"Para sisnyanku prasamya, umigal ta kita maring telangin setra gandamayu. Sigrakopa rengenta kemenak kangsi suara lango. Pinuja de Hyang Bhattari astu anugraha siddhi wisesa angadakaken gering merana"
Penggalan tersebut adalah kisah Calonarang menari dengan para muridnya di kuburan, dan memuja Hyang Bhattari Durga sembari memohon anugrah guna menciptakan wabah/epidemik. Tarian Tantrik pun digelar, dengan mengkuti pola mandala yantra dengan Ni Calonarang berada pada titik pusat, murid mengitari membentuk lingkaran. Sebuah tarian magis dalam memuja kekuatan Dewi Durga dalam asapeknya sebagai Panca Durga.

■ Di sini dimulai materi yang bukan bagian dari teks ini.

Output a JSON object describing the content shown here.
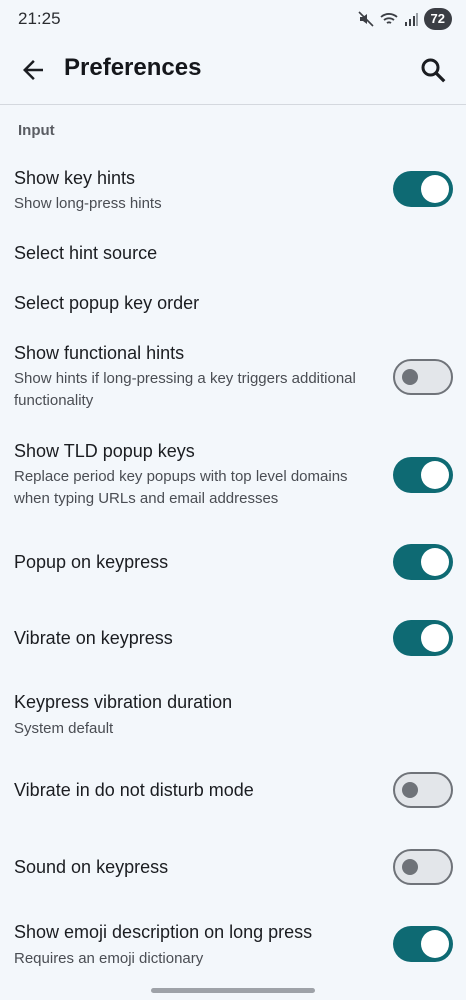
{
  "status": {
    "time": "21:25",
    "battery": "72"
  },
  "appbar": {
    "title": "Preferences"
  },
  "section": "Input",
  "settings": [
    {
      "title": "Show key hints",
      "subtitle": "Show long-press hints",
      "toggle": true
    },
    {
      "title": "Select hint source"
    },
    {
      "title": "Select popup key order"
    },
    {
      "title": "Show functional hints",
      "subtitle": "Show hints if long-pressing a key triggers additional functionality",
      "toggle": false
    },
    {
      "title": "Show TLD popup keys",
      "subtitle": "Replace period key popups with top level domains when typing URLs and email addresses",
      "toggle": true
    },
    {
      "title": "Popup on keypress",
      "toggle": true
    },
    {
      "title": "Vibrate on keypress",
      "toggle": true
    },
    {
      "title": "Keypress vibration duration",
      "subtitle": "System default"
    },
    {
      "title": "Vibrate in do not disturb mode",
      "toggle": false
    },
    {
      "title": "Sound on keypress",
      "toggle": false
    },
    {
      "title": "Show emoji description on long press",
      "subtitle": "Requires an emoji dictionary",
      "toggle": true
    }
  ]
}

Selanjutnya, mereka menurunkan lima kekutan Durga sebagai Sridurga pengendali sekaligus penguasa bhutakala dan yaksa, Daridurga penguasa bhutakapiragan, Sukridurga penguasa bhuta kamala kamali, Rajidurga penguasa bregala bregali dan dewi Durga sendiri sebagai penguasa Panca Bhuta. Kekuatan ini masing-masing berada pada empat arah mata angin dan berpusat pada satu titik pusat hingga berpola Tampak Dara atau Catus Pata (tanda +).

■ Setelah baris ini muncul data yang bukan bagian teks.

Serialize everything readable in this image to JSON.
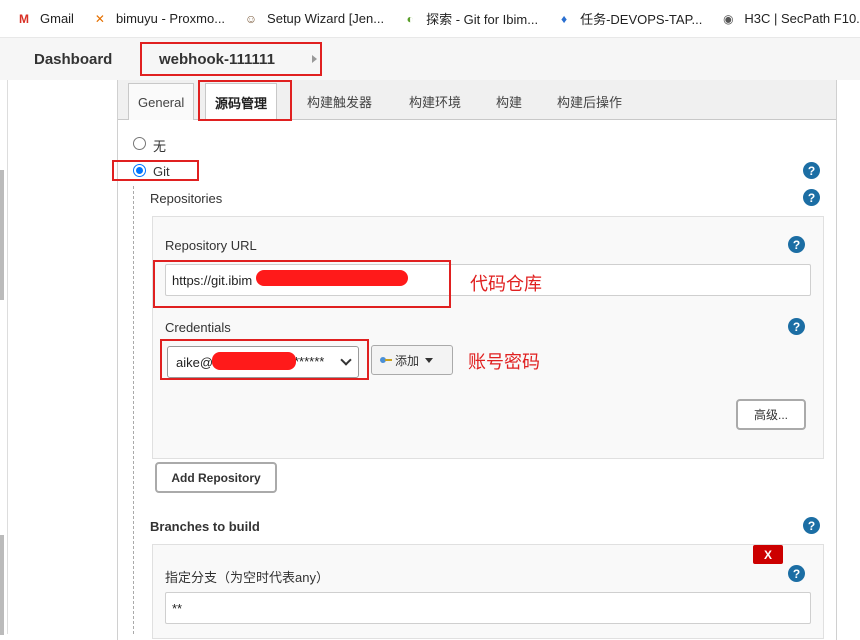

Dari mandala inilah mereka menyebar wabah yang mengerikan. Masing-masing bhuta diutus untuk menciptakan kehancuran melalui empat arah. Kekuatan penghancuran yang diciptakan merupakan kekuatan hasil dari sebuah ritual esoterik avidyatantra (jalur tangan kiri) di mana mereka memainkan pusaran energi kosmik ke arah kiri (melawan jarum jam). Putaran ke kiri adalah menimbulkan kekuatan sentrifugal yakni pelepasan. Jadi, energi bhuta dilepas, maka akan menimbulkan chaos atau ketidak seimbangan lima elemen (panca maha bhuta).

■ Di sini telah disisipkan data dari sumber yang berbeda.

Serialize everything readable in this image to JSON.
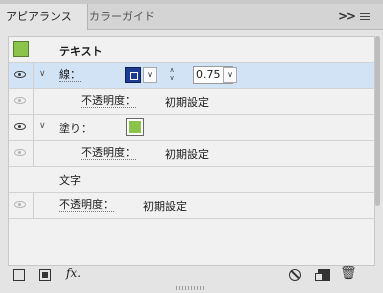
{
  "tabs": [
    {
      "label": "アピアランス",
      "active": true
    },
    {
      "label": "カラーガイド",
      "active": false
    }
  ],
  "panel_controls": {
    "collapse": ">>",
    "menu_icon": "hamburger-menu-icon"
  },
  "header_row": {
    "label": "テキスト",
    "swatch_color": "#8cc34a"
  },
  "rows": {
    "stroke": {
      "label": "線：",
      "color": "#1e3b93",
      "weight": "0.75 pt"
    },
    "stroke_opacity": {
      "label": "不透明度：",
      "value": "初期設定"
    },
    "fill": {
      "label": "塗り：",
      "color": "#8cc34a"
    },
    "fill_opacity": {
      "label": "不透明度：",
      "value": "初期設定"
    },
    "characters": {
      "label": "文字"
    },
    "text_opacity": {
      "label": "不透明度：",
      "value": "初期設定"
    }
  },
  "bottom_toolbar": {
    "fx_label": "fx."
  }
}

Pada masing-masing arah catuspatayantra mandala dikendalikan oleh sisya Calonarang di mana mereka sudah dibekali bijaksara sebagai "kata kunci" untuk memainkan aksara yang tiada lain adalah getaran gelombang (baca teori resonansi, bahwa getaran menimbulkan suara). Lenda berada di timur, ia personifikasikan dirinya sebagai Sridurga.Membuat penyakit, maka bhuta kala adalah energi yang dilepaskan. Bijaksara SANG sebagai kata kunci. Di alam mikro (tubuh) ia berada di jantung. Sadyojata dipuja sebagai Iswara SAD dibalikkan menjadi SYAM AH ONG, Iswara menjadi Kursika mejadi Bhuta Dengen akan membuat manusia bingung, pikiran kalut, emosi tidak terkontrol, marah yang memuncak dan berujung pada kematian mendadak tanpa sebab.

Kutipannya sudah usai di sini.